We talked about not wanting to miss broken hearts, but there is most likely a process of confessing sin, confessing the elevation of a creaturely comfort or the elevation of something over Christ. And the Lord is calling us to confess that out and to cry out for mercy and comfort, to turn away from it, for strength, to turn away from it. And all these would be things that we would just keep processing in our one on one times as they've done some of that on your own work.

Mike:

Yeah. That's really good, Alan. Thank you. And I appreciate the way that you structured that and how you focused on comfort in asking meaningful questions as well as coming back to how they understand things, getting definitions. So I really appreciate that.

Mike:

And for those of you listening counselors, would highly encourage you to pick up counseling through God's attributes. ABC Reza put this in the show notes. But what's beautiful about these particular episodes is like after you listen to it, this is something that a counselor literally could apply right before a session if they hear it.
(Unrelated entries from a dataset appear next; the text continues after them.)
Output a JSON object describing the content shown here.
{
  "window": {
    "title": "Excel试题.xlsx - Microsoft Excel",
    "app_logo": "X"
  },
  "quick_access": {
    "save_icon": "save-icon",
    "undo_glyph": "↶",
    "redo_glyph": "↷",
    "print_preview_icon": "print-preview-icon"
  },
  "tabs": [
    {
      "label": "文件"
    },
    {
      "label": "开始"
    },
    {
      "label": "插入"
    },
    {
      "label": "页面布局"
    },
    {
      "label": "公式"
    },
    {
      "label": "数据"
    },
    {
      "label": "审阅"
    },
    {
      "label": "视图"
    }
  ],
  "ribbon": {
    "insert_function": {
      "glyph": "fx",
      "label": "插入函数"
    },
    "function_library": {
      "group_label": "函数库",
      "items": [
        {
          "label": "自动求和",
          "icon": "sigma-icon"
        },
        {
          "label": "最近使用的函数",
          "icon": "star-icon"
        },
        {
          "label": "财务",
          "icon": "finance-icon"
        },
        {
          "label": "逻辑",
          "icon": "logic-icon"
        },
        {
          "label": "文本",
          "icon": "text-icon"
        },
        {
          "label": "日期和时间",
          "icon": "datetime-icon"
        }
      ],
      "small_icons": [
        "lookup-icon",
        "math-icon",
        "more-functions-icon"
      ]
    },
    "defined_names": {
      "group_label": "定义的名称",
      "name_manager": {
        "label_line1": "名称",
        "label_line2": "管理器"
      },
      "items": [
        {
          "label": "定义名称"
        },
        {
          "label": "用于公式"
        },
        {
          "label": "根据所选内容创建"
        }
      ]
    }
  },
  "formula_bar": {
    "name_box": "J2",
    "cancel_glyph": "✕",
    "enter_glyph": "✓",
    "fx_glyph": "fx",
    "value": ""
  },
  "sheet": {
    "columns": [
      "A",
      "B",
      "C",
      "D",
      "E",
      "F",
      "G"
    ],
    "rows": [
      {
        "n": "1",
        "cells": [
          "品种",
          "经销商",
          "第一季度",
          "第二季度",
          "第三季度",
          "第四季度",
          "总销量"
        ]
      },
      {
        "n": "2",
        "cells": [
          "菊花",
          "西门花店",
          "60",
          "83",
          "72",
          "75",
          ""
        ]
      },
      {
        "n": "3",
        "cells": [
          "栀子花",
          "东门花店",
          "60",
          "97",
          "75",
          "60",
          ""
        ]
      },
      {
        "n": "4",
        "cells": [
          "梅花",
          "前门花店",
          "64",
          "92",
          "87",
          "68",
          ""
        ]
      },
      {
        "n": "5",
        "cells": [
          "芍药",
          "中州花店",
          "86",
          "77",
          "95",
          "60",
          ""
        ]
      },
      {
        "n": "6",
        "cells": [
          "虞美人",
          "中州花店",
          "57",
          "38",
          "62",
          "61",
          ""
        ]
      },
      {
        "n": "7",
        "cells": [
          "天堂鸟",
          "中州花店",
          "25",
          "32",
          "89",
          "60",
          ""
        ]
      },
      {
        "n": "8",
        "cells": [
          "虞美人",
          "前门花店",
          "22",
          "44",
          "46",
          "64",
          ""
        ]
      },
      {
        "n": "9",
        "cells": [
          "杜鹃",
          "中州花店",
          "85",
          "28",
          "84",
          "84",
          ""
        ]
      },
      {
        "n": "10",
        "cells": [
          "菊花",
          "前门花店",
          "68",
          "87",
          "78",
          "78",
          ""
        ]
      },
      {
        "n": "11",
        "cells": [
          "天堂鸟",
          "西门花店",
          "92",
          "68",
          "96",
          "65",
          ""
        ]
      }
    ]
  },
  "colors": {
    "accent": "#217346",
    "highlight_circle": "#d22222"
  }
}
Even though they don't have the book in hand, but they can listen to these episodes and get a thought process for that would actually help them prepare as they think through their particular cases and the the individuals that they're trying to care for. Alan, thank you so much for your contribution in this book and thank you for joining us on Speak the Truth.

Mike:

Any last encouragement that you would give to our counselors or counselors in training going through level one level two certification?

Ellen:

Yes, I love being a part of this, Mike. So thanks for the invite. I think I'll go back to something I said towards the beginning of the time. My encouragement for other counselors or in training is take to heart what Paul's saying here is the comfort that we receive. It's from the Lord in our own pain and sin struggles.

Ellen:

It's not meant to be hoarded. It's meant to be given out and given out to our counselors. And so that's instructive to us for lots of reasons. But I'll just close-up with two. One is how are you counselor facing your own pain and receiving the comfort of Christ.

Ellen:

These aren't just counseling topics, they're discipleship topics for us. And then ask, are there areas, are there aspects of your story where God is inviting you to share that story with your counsel leads in light of the comfort you've received to help them and even to help them, your counsel leads, see that you're in this process too of receiving the Lord's comfort and being strengthened with his mercy and compassion.